Indigenous tribes used to prepare young ladies to lead the tribes. The young girls were separated from the boys for a period of time to teach them to be ideal wives and caretakers. At the end of the training period, the young girl would take part in an initiation ceremony where she would present all the things she has learned to her community, supported by her family members. When Spain began colonizing Latin America, the Spanish adopted this tradition. The first quinceañeras were meant to shape young women and present them as potential wives. They would learn how to cook and clean, how to be a good wife, and most importantly how to be a good mother. Heavy Catholic influence of the Spanish introduced a dedication mass as the forefront of the quinceañera traditions. Today, Quinceañeras have developed into a coming-of-age celebration with various traditions.

The Mass

The main reason a girl has a Quinceañera is to be presented as a woman before God and before the community. Often in Latino tradition, a Catholic mass is where this tradition takes place. The mass signifies a promise to be a woman of faith and a follower of Christ. The Quinceañera receives blessed gifts such as a bible, a rosary, a tiara, or a ring. The bible and rosary symbolize a strong foundation of faith. The tiara represents how God sees the young girl as a princess and a daughter to be honored and respected.
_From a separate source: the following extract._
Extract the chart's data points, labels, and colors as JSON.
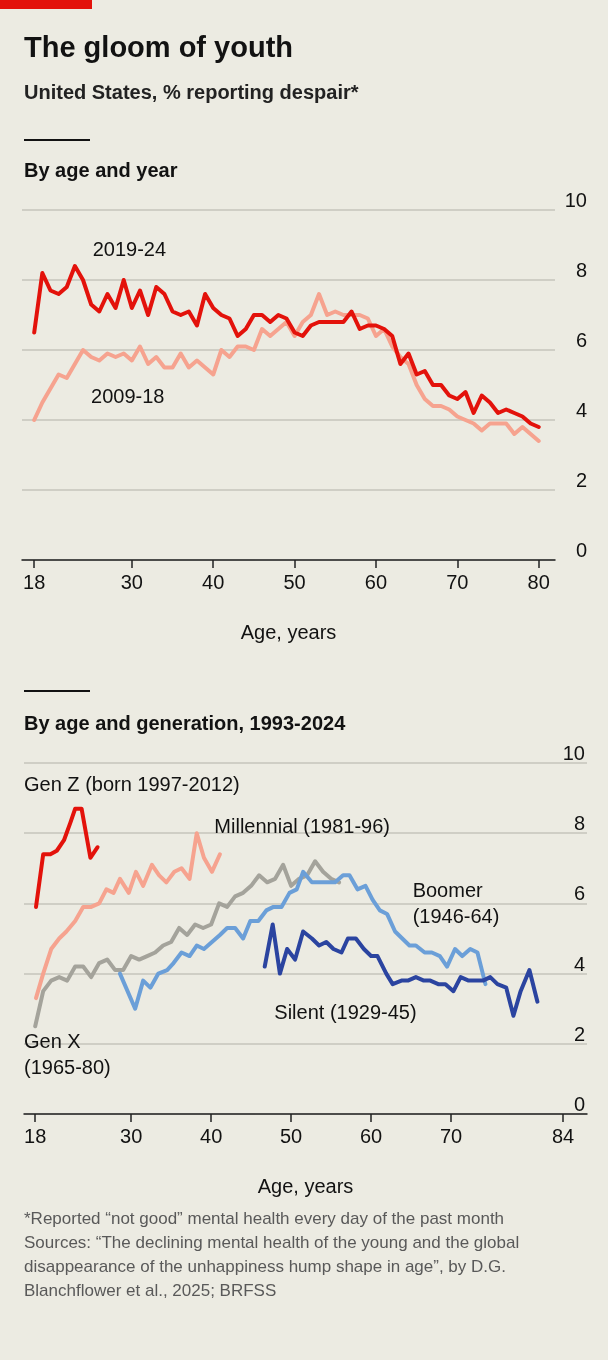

The ring symbolized God’s unconditional love to the young woman. Lastly, a fresh bouquet of flowers is to be presented to the Virgin Mary, while the girl keeps an artificial one to herself. The quinceañera picks her padrinos, which are usually a married couple that will serve as mentors to guide her spiritually. And while in a general mass the Gospel is spoken to the congregation, in the mass dedicated to the Quinceañera, the Gospel is spoken to her directly and is usually about being a woman of God.

The mass is often proceeded with pictures, pictures, and more pictures. But then… its time to party!

The Exchanging of the Slipper

Before the party gets started, the DJ announces the Quinceañera, her parents, and the court of honor. After or during dinner, the Quinceañera takes a seat in the middle of the dance floor, and her padrinos present her with a pair of high heels. Her father then changes her flat shoe (often a sneaker now-a-days) to a high heel signifying the new-found womanhood.

The Doll

The presentation of the doll is supposed to be the last doll the Quinceañera receives as a young girl. The doll usually has an identical ballgown as the Quinceañera, and is meant to be a keepsake from her special night.

El Vals

The waltz is yet another symbol of the Quinceañera’s presentation as a woman to society. The waltz shows the grace and modesty a young woman should possess. Back in the day, young girls were not allowed to dance with partners at public events, so the waltz at her quince was the first time she was able to show off her moves in front of all her friends and family. Typically, the first dance is between the girl and her father, and the song usually reflects the theme of growing up but still being daddy’s little girl. After the father-daughter dance, the court of honor usually dances a waltz as well. Here, the Quinceañera, her chambelán de honor and her court choreograph a dance. In recent culture, it has become tradition to plan a baile sopresa for the guests, which is usually a mash-up of the latest party hits. The surprise dance doesn’t symbolize anything, really, but it sure is a lot of fun to practice for! If you ask any girl who’s had a Quince, the hours of dance practices make some of the best memories.